Ground was broken for the $37 million Riverview Surgical Center next to the Delta Hotels by Marriot at 385 E. Fourth St. in November. The center, expected to open in 2019, will contain operating rooms, medical offices and patient suites. Patients and families will have the option of staying in the adjacent hotel. The center will offer many of the same surgical services as Pierce Street.
Pierce Street claims that the doctors' non-compete provisions in individual operating agreements they signed with Pierce Street prohibit them from being involved with a competing hospital or surgery center within 30 miles of Pierce Street while they hold an interest in Pierce Street and for one year after leaving the company. Located at 2730 Pierce St., across the street from UnityPoint Health -- St. Luke's, Pierce Street is less than four miles from the Riverview site.

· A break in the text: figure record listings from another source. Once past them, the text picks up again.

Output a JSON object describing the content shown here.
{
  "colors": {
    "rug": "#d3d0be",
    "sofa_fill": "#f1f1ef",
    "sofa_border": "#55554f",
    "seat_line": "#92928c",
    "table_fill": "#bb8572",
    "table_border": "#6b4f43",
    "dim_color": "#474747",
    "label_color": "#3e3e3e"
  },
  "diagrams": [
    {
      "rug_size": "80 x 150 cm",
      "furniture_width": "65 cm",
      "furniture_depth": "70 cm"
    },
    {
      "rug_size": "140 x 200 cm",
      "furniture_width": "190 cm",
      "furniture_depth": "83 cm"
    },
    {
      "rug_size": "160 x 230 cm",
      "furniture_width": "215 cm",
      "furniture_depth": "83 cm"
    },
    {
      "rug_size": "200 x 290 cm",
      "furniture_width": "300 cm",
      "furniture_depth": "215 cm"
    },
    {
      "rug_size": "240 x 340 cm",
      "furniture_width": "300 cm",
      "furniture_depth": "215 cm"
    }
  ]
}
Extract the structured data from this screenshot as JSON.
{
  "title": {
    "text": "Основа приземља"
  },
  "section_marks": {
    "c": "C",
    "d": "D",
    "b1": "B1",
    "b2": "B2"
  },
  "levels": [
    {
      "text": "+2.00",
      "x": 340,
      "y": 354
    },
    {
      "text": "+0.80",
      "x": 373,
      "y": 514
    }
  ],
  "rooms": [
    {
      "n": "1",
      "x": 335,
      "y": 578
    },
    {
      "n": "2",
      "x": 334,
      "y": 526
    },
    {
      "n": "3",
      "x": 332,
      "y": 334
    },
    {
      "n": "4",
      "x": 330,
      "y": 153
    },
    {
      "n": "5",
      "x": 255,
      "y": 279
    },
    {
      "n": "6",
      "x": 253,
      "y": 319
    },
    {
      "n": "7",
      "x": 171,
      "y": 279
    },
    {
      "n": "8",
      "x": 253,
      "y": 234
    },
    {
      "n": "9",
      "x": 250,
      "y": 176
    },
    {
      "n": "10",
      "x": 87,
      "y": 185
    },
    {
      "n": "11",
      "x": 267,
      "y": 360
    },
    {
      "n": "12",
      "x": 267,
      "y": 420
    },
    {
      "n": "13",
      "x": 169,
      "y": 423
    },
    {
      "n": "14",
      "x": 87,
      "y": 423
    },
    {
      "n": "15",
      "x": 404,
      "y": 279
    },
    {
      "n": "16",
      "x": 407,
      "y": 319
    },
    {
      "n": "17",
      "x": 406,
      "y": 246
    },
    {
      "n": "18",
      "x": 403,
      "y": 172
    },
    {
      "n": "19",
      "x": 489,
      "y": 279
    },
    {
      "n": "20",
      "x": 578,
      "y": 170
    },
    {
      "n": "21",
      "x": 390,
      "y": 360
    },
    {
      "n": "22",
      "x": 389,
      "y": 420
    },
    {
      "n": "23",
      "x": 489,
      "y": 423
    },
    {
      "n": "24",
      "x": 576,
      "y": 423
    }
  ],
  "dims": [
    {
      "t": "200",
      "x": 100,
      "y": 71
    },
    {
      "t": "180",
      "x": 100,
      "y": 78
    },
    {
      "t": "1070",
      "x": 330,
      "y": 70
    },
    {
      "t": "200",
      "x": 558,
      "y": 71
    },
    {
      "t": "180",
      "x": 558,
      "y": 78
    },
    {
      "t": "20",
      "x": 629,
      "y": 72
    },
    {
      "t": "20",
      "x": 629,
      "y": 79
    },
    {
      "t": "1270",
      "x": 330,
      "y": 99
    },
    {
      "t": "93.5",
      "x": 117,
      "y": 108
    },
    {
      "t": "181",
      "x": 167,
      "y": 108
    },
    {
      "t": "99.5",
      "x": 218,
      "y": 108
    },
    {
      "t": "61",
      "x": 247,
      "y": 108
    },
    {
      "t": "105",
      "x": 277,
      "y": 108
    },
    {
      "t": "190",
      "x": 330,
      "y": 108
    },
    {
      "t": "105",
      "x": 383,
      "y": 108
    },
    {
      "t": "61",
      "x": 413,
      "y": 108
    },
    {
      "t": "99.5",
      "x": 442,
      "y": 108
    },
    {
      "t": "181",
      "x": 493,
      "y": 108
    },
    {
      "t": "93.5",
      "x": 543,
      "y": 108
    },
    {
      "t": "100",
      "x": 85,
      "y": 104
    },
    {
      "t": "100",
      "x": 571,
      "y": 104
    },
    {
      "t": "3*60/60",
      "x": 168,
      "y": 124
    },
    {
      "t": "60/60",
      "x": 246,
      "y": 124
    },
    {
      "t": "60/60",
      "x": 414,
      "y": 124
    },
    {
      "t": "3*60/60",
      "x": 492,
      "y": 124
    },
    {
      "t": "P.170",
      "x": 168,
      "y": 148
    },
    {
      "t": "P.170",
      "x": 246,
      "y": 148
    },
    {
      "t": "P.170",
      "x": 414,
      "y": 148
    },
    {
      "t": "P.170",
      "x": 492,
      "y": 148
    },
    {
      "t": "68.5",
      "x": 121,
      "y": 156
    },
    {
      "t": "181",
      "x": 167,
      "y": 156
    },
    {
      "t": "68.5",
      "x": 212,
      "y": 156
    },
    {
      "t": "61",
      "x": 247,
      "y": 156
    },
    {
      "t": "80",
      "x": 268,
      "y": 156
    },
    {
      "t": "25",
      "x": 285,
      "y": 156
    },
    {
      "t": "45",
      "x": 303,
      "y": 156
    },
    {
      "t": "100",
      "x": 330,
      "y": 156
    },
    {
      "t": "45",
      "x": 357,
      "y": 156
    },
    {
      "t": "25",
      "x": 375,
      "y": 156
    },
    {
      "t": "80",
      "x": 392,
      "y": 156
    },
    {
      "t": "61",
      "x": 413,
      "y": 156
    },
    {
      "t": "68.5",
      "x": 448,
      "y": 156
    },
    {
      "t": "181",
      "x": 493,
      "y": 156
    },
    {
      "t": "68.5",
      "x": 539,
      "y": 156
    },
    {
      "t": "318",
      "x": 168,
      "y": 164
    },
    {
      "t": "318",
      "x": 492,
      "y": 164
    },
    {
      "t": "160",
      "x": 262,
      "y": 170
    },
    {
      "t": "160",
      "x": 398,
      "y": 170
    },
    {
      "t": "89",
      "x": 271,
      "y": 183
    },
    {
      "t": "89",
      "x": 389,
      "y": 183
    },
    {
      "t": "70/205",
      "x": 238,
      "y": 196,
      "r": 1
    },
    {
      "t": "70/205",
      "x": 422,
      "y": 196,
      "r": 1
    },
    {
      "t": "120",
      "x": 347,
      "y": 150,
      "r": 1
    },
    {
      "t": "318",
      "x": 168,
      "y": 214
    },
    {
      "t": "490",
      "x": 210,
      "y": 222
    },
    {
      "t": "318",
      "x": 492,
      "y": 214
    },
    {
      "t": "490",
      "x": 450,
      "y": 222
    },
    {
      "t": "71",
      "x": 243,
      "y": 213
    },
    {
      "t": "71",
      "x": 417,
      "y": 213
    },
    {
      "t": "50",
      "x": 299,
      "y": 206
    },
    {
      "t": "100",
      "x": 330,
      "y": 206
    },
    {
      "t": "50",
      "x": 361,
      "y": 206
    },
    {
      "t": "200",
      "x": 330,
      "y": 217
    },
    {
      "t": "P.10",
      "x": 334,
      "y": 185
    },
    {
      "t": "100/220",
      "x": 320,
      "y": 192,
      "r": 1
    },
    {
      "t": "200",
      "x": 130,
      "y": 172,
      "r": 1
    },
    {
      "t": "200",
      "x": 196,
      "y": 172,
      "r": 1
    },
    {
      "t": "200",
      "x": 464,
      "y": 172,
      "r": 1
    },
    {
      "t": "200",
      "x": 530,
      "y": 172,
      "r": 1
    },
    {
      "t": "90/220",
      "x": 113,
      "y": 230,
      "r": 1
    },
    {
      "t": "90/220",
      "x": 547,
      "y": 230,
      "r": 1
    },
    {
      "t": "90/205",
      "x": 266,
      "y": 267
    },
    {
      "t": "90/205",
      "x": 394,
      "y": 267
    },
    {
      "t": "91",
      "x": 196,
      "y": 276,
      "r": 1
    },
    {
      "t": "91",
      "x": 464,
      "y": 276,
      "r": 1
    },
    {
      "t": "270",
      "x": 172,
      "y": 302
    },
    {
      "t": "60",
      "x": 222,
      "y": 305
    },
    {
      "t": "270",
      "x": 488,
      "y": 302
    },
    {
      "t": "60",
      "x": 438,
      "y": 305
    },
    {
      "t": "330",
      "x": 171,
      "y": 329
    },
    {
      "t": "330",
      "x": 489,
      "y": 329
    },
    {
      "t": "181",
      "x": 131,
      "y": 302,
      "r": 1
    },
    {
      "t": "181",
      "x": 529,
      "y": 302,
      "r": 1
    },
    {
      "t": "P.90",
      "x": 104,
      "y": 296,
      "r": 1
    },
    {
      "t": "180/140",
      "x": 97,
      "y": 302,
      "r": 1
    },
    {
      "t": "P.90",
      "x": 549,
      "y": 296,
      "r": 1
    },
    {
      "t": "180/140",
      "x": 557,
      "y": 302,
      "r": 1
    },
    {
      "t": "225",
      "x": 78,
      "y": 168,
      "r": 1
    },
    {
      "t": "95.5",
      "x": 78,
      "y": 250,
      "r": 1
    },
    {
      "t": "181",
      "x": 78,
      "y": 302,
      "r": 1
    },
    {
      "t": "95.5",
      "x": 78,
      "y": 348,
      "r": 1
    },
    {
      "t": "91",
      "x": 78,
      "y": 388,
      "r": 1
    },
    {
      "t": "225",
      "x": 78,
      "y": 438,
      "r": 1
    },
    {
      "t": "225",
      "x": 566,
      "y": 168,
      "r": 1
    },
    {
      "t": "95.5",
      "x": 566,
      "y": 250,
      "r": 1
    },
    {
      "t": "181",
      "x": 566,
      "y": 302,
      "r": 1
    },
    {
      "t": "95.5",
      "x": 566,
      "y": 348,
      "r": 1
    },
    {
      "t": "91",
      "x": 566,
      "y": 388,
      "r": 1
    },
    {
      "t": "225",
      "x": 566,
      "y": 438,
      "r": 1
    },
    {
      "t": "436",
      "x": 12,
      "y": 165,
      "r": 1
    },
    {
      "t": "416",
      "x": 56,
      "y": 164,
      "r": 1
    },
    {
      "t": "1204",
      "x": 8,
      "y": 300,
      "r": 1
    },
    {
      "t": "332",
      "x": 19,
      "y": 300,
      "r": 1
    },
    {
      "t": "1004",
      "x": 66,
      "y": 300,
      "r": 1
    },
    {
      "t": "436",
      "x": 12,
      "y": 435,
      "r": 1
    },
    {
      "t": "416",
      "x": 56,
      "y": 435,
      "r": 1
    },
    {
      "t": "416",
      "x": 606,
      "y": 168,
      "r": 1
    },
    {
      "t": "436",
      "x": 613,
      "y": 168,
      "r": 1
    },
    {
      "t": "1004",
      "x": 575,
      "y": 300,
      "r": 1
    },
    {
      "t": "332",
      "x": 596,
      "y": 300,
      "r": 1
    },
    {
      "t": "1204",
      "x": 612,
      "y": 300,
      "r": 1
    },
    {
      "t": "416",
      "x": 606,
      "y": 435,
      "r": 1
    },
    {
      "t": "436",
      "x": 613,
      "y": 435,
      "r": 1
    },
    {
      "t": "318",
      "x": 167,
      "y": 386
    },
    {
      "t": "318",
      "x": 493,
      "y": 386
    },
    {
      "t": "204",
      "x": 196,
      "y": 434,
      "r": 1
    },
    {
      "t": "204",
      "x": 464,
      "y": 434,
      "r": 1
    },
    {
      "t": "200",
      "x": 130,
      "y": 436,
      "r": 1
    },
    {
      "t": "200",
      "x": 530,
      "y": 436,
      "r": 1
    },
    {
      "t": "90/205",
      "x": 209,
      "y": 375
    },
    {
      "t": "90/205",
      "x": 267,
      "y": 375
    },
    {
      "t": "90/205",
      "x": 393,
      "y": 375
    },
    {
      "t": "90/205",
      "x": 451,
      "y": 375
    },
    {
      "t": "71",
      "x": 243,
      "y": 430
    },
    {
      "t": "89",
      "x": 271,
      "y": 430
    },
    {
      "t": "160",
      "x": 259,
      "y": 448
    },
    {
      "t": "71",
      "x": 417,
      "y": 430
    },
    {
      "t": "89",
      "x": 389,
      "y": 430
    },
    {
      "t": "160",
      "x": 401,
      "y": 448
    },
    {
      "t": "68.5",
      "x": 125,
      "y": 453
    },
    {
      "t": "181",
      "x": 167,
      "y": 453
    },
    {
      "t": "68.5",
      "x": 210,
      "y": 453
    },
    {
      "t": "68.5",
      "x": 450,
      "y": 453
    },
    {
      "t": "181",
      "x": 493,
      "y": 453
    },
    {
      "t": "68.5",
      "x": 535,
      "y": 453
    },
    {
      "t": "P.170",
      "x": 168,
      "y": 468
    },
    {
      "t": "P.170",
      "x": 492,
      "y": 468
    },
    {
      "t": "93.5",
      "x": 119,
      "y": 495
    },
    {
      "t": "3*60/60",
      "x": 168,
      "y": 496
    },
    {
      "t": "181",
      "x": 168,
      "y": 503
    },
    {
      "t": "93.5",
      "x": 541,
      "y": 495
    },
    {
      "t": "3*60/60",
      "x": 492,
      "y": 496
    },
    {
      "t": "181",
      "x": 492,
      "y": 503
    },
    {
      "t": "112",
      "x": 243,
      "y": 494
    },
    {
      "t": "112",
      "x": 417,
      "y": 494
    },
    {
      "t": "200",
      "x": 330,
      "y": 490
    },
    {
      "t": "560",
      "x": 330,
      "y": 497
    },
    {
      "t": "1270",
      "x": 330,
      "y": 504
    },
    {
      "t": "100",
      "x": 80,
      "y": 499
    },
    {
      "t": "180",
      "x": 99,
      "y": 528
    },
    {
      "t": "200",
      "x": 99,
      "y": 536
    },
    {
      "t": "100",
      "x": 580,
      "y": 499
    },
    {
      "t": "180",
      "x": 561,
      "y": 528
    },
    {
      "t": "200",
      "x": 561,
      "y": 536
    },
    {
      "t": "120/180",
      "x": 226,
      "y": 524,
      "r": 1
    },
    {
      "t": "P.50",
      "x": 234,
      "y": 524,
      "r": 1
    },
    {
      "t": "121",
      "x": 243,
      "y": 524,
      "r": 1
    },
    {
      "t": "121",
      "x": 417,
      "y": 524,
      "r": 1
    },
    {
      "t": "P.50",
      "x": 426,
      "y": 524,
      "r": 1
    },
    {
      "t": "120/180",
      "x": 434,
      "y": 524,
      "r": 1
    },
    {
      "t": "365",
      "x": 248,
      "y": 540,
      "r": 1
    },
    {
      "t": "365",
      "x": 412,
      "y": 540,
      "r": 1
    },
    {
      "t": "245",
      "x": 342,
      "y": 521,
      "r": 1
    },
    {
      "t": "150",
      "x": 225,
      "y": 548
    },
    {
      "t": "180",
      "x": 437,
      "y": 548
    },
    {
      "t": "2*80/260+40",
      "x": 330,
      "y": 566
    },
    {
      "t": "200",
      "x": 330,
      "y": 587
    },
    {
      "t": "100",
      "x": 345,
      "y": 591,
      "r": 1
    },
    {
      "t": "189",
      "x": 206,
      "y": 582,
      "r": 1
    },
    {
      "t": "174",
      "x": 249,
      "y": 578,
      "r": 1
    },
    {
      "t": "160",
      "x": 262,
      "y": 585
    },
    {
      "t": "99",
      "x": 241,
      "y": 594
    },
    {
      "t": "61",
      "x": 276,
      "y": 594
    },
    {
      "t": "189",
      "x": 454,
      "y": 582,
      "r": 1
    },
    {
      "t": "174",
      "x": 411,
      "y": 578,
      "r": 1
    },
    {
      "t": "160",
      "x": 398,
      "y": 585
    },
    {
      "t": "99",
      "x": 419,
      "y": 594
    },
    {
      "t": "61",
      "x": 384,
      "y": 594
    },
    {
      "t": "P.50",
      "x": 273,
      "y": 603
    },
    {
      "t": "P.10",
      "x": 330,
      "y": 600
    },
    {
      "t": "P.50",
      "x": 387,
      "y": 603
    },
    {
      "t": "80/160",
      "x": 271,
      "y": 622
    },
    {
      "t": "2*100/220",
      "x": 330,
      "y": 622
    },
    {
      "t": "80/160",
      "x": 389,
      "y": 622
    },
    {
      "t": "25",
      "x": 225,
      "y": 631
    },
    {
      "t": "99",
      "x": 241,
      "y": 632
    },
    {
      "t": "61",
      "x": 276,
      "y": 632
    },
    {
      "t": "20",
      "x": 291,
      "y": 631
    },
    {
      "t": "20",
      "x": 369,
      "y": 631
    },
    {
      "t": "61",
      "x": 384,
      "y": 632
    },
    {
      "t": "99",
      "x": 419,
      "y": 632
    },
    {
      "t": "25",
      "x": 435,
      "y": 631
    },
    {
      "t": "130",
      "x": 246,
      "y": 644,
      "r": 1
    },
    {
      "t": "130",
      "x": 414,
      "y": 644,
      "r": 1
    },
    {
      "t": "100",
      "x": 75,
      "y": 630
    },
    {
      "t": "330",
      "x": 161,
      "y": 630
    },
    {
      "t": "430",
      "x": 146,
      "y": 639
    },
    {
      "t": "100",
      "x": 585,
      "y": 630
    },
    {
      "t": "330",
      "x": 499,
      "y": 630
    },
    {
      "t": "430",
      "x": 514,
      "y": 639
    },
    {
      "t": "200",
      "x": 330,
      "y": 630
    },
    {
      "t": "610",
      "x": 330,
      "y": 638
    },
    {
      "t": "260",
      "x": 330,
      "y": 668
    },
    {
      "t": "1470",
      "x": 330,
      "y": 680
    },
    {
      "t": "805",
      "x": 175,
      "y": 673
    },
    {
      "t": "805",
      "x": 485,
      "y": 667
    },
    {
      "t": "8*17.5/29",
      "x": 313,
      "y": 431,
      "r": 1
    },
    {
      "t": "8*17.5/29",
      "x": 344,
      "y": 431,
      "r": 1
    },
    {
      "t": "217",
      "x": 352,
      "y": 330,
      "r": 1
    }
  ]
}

In their countersuit, Smith, Samuelson, Liudahl and Morris deny violating their operating agreements, saying that Pierce Street wrongfully terminated their agreements in December based on the mistaken assumption that they owned an interest in Riverview. In turn, Pierce Street repurchased the doctors' membership in the group at 75 percent of the shares' fair market value. Monk and Nelson both claim Pierce Street wrongfully terminated their agreements in 2015.